George McGovern was the most liberal person to ever run for the office of the president, and he lost in a landslide to Nixon. And the same can be said of Walter Mondale and Michael Dukakas.
When these guys ran on the opinions they truly believe, on a ticket of high taxes, large government programs, and business regulation, they are basically endorsing a ticket that is the opposite of what most Americans want. When this happens, they have historically lost in landslides against whoever the republican candidate was.
So, when McGovern changed his superdelagate pledge from Hillary Clinton to Obama today, most of us were not too surprised. And this brings me to the quote of the day, which came from the mouth of Rush Limbaugh:
McGovern endorsed Obama because "McGovern wants to see somebody lose in his lifetime worse than he did -- you know full well that Obama cannot put together a coalition that's victorious in November."
What he is implying here is that Obama is running on a ticket far more liberal than McGovern. While the odds look bad for republicans in 2008, and while democrats could easily slip into that office if they endorsed a candidate who was on the same page with Americans, they choose one of the most liberal candidates in the history of presidential elections.
Keep in mind that at this stage in the election cycle in 1992 Bill Clinton was in third place behind George H.W. Bush and that third party candidate (can't think of his name).
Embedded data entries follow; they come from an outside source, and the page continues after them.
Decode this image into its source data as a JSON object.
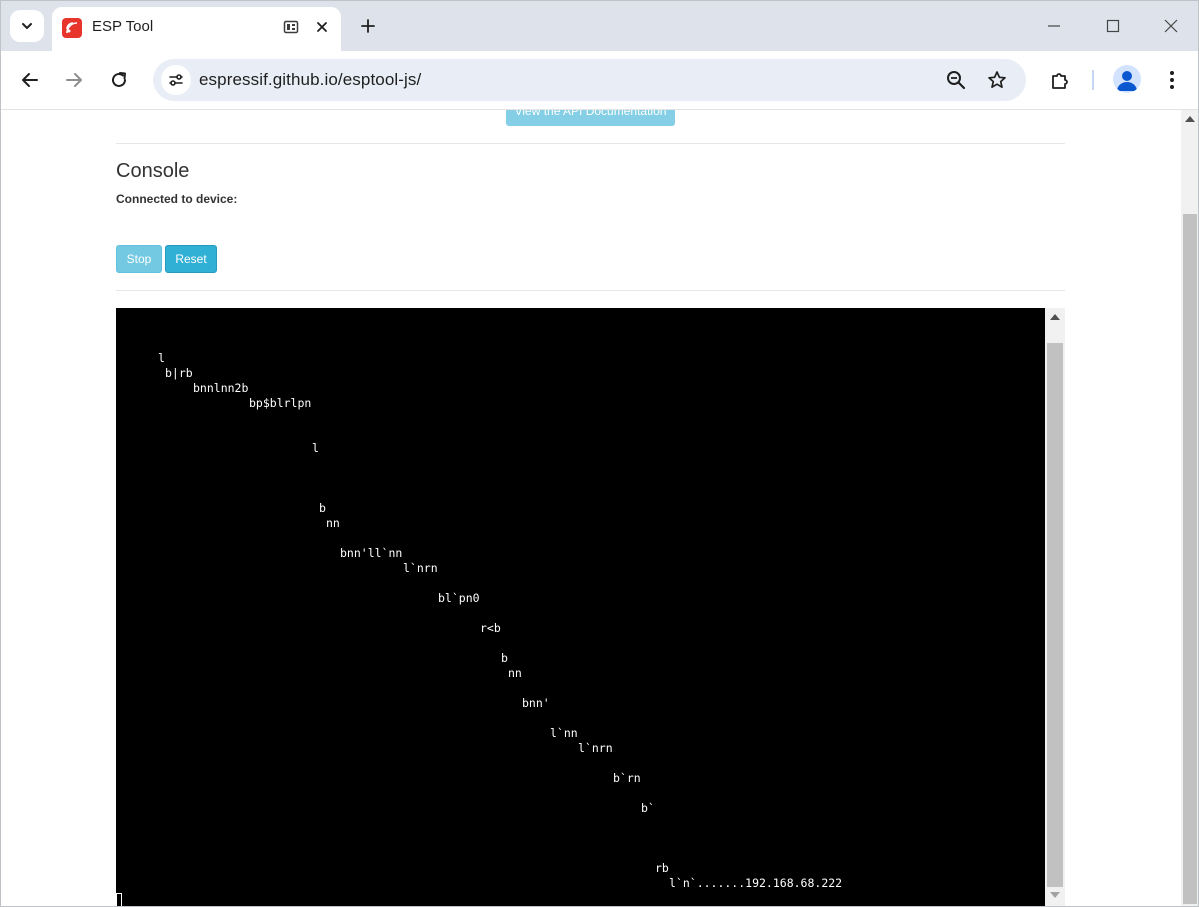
{
  "browser": {
    "tab_title": "ESP Tool",
    "url": "espressif.github.io/esptool-js/",
    "icons": {
      "tab_search": "chevron-down-icon",
      "favicon": "espressif-logo-icon",
      "tab_media": "media-icon",
      "tab_close": "close-icon",
      "new_tab": "plus-icon",
      "back": "arrow-left-icon",
      "forward": "arrow-right-icon",
      "reload": "reload-icon",
      "site_info": "tune-icon",
      "zoom": "zoom-out-icon",
      "bookmark": "star-icon",
      "extensions": "puzzle-icon",
      "profile": "person-icon",
      "menu": "kebab-menu-icon"
    }
  },
  "page": {
    "api_doc_button": "View the API Documentation",
    "console_title": "Console",
    "connected_label": "Connected to device:",
    "stop_button": "Stop",
    "reset_button": "Reset"
  },
  "terminal": {
    "lines": [
      "l",
      "b|rb",
      "bnnlnn2b",
      "bp$blrlpn",
      "l",
      "b",
      "nn",
      "bnn'll`nn",
      "l`nrn",
      "bl`pn0",
      "r<b",
      "b",
      "nn",
      "bnn'",
      "l`nn",
      "l`nrn",
      "b`rn",
      "b`",
      "rb",
      "l`n`.......192.168.68.222"
    ]
  },
  "colors": {
    "accent_info": "#5bc0de",
    "tab_strip": "#dee3eb",
    "omnibox": "#e9eef6",
    "terminal_bg": "#000000"
  }
}
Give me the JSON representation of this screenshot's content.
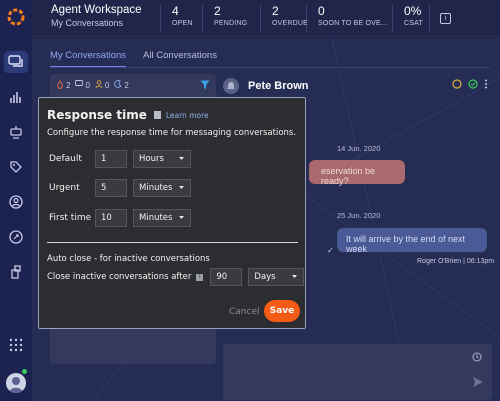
{
  "header": {
    "workspace_title": "Agent Workspace",
    "workspace_sub": "My Conversations",
    "stats": [
      {
        "value": "4",
        "label": "OPEN"
      },
      {
        "value": "2",
        "label": "PENDING"
      },
      {
        "value": "2",
        "label": "OVERDUE"
      },
      {
        "value": "0",
        "label": "SOON TO BE OVE..."
      },
      {
        "value": "0%",
        "label": "CSAT"
      }
    ]
  },
  "sidebar": {
    "icons": [
      "chat-icon",
      "bar-chart-icon",
      "robot-icon",
      "tag-icon",
      "user-icon",
      "rocket-icon",
      "building-icon"
    ]
  },
  "tabs": [
    {
      "label": "My Conversations",
      "active": true
    },
    {
      "label": "All Conversations",
      "active": false
    }
  ],
  "filters": [
    {
      "icon": "flame-icon",
      "count": "2"
    },
    {
      "icon": "speech-icon",
      "count": "0"
    },
    {
      "icon": "person-icon",
      "count": "0"
    },
    {
      "icon": "moon-icon",
      "count": "2"
    }
  ],
  "conversation": {
    "contact_name": "Pete Brown",
    "date_1": "14 Jun. 2020",
    "incoming_msg": "eservation be ready?",
    "date_2": "25 Jun. 2020",
    "outgoing_msg": "It will arrive by the end of next week",
    "msg_meta": "Roger O'Brien  |  06:13pm"
  },
  "modal": {
    "title": "Response time",
    "learn_more": "Learn more",
    "description": "Configure the response time for messaging conversations.",
    "rows": [
      {
        "label": "Default",
        "value": "1",
        "unit": "Hours"
      },
      {
        "label": "Urgent",
        "value": "5",
        "unit": "Minutes"
      },
      {
        "label": "First time",
        "value": "10",
        "unit": "Minutes"
      }
    ],
    "auto_close_title": "Auto close - for inactive conversations",
    "close_label": "Close inactive conversations after",
    "close_value": "90",
    "close_unit": "Days",
    "cancel_label": "Cancel",
    "save_label": "Save",
    "accent": "#f45b16"
  },
  "colors": {
    "rail": "#1c2350",
    "background": "#262d55",
    "modal_bg": "#2c2d30"
  }
}
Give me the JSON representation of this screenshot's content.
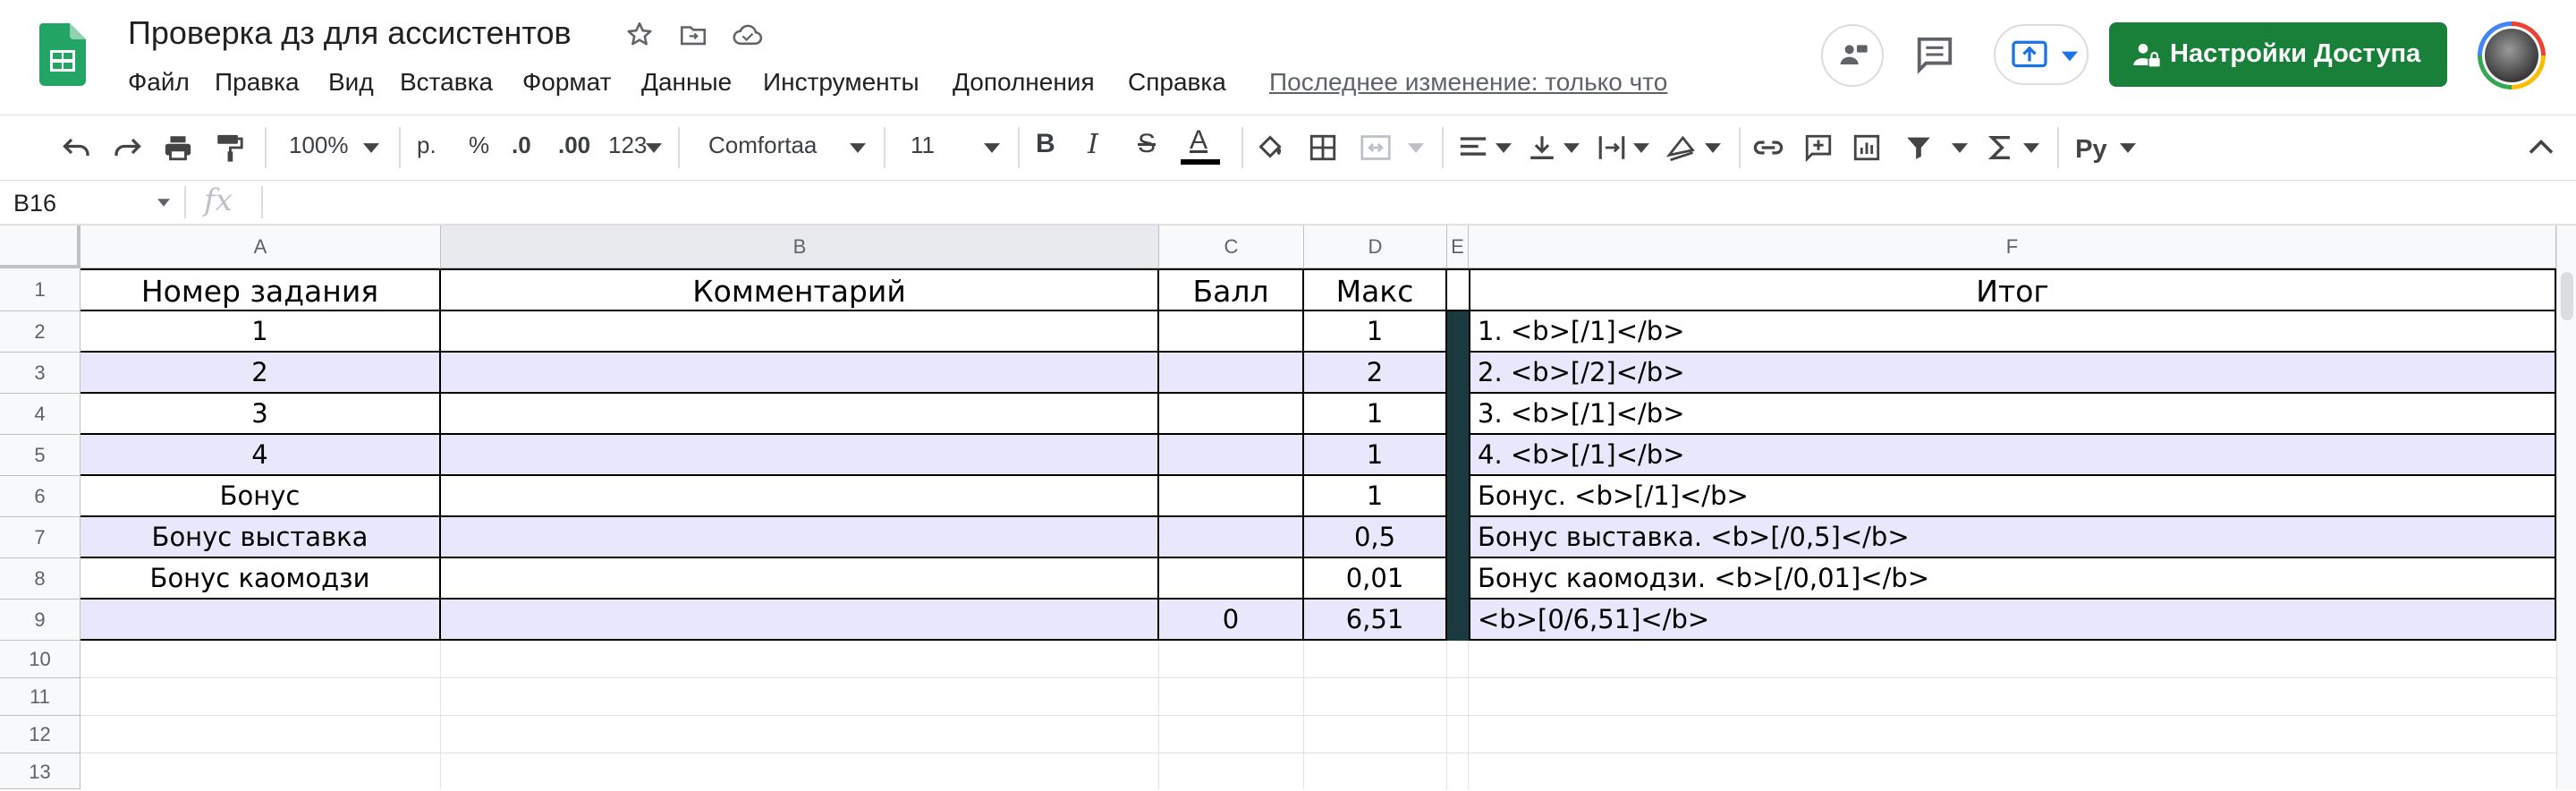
{
  "doc": {
    "title": "Проверка дз для ассистентов",
    "last_edit": "Последнее изменение: только что"
  },
  "menu": [
    "Файл",
    "Правка",
    "Вид",
    "Вставка",
    "Формат",
    "Данные",
    "Инструменты",
    "Дополнения",
    "Справка"
  ],
  "share_button": "Настройки Доступа",
  "toolbar": {
    "zoom": "100%",
    "currency": "р.",
    "percent": "%",
    "dec_less": ".0",
    "dec_more": ".00",
    "format_more": "123",
    "font": "Comfortaa",
    "font_size": "11",
    "bold": "B",
    "italic": "I",
    "strike": "S",
    "text_color": "A"
  },
  "formula_bar": {
    "name_box": "B16",
    "fx": "fx"
  },
  "columns": [
    "A",
    "B",
    "C",
    "D",
    "E",
    "F"
  ],
  "row_numbers": [
    "1",
    "2",
    "3",
    "4",
    "5",
    "6",
    "7",
    "8",
    "9",
    "10",
    "11",
    "12",
    "13"
  ],
  "sheet": {
    "headers": {
      "a": "Номер задания",
      "b": "Комментарий",
      "c": "Балл",
      "d": "Макс",
      "f": "Итог"
    },
    "rows": [
      {
        "a": "1",
        "b": "",
        "c": "",
        "d": "1",
        "f": "1. <b>[/1]</b>"
      },
      {
        "a": "2",
        "b": "",
        "c": "",
        "d": "2",
        "f": "2. <b>[/2]</b>"
      },
      {
        "a": "3",
        "b": "",
        "c": "",
        "d": "1",
        "f": "3. <b>[/1]</b>"
      },
      {
        "a": "4",
        "b": "",
        "c": "",
        "d": "1",
        "f": "4. <b>[/1]</b>"
      },
      {
        "a": "Бонус",
        "b": "",
        "c": "",
        "d": "1",
        "f": "Бонус. <b>[/1]</b>"
      },
      {
        "a": "Бонус выставка",
        "b": "",
        "c": "",
        "d": "0,5",
        "f": "Бонус выставка. <b>[/0,5]</b>"
      },
      {
        "a": "Бонус каомодзи",
        "b": "",
        "c": "",
        "d": "0,01",
        "f": "Бонус каомодзи. <b>[/0,01]</b>"
      },
      {
        "a": "",
        "b": "",
        "c": "0",
        "d": "6,51",
        "f": "<b>[0/6,51]</b>"
      }
    ]
  },
  "colors": {
    "brand_green": "#188038",
    "band_lavender": "#e8e7fc",
    "separator_dark": "#1b3a40",
    "grid_border": "#000000"
  },
  "icons": [
    "sheets-logo",
    "star-icon",
    "move-icon",
    "cloud-icon",
    "comment-history-icon",
    "comment-icon",
    "present-icon",
    "lock-person-icon",
    "avatar"
  ]
}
And he went on to win the presidency with less than half the people supporting him. But Clinton ran as a moderate democrat, something democrats have to do to win elections.
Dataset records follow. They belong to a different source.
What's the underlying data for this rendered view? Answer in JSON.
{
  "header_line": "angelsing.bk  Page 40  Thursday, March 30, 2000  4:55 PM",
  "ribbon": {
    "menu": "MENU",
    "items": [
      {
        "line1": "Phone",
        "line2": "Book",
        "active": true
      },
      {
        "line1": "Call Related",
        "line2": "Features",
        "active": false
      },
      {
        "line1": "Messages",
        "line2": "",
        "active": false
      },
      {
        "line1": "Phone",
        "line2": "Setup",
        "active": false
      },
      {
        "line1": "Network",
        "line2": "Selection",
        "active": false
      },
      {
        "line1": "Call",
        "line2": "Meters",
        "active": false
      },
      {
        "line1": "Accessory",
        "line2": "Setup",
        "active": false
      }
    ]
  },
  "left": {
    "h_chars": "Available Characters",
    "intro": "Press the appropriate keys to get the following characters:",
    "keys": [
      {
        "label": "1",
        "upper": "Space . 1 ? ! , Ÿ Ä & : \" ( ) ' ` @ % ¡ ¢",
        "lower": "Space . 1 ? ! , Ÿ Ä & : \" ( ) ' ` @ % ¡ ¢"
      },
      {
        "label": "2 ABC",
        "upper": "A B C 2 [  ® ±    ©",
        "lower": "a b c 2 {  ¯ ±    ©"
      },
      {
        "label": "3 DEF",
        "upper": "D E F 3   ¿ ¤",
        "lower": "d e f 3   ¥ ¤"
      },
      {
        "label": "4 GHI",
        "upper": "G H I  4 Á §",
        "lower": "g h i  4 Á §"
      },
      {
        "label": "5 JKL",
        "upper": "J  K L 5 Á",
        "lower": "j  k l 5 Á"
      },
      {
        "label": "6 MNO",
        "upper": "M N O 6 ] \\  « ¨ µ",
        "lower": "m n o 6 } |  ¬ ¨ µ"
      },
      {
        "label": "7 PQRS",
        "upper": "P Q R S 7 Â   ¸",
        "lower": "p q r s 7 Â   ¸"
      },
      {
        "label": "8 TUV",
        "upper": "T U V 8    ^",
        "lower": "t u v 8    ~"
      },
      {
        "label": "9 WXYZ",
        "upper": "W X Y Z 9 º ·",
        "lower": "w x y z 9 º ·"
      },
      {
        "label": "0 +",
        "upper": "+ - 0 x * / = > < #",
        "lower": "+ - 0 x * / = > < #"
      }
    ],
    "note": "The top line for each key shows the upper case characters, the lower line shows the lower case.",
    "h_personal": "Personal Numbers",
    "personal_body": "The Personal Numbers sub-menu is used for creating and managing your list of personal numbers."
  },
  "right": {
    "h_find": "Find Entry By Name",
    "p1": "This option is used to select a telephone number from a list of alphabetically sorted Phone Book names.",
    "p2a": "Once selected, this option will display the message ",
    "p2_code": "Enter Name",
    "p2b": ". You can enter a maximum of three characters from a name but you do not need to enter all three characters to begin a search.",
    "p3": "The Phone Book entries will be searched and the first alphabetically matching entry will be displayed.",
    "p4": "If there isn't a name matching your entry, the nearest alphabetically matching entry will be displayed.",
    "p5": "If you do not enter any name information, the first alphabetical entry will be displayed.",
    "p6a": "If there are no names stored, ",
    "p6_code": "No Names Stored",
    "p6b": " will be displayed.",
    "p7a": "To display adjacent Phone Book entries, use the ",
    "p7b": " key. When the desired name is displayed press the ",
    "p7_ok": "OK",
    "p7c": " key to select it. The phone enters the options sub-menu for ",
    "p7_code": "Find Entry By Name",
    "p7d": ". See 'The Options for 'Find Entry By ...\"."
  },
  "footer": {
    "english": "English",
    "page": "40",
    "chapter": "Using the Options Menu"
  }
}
I don't want to be arrogant, because anything can happen between now and November, it almost seems as though John McCain might just be the luckiest candidate in the history of presidential elections.
And that is the thought of the day.
3 comments:
It does seem that Obama still has amazing voter support and that those voters know amazingly little about his actual politics. If McCain can shed light on that during the general, Limbaugh may just be right.
Great post Freadom. I wrote a similar comment on another blog stating that America does not like change even though liberals would like to think so. The media portrays us all as down in the dumps but most americans fear change. So as popular as the "change" movement may seem it is scary and most want to stick with what they know and McCain is that guy. Jimmy Carter and McGovern are in the right camp. endorsements speak loudly don't they! ;0N
Oh, in 1992, that what's his name is the last one who referred to crazy relatives-H. Ross Perot. BTW, where has he been lately? Great post!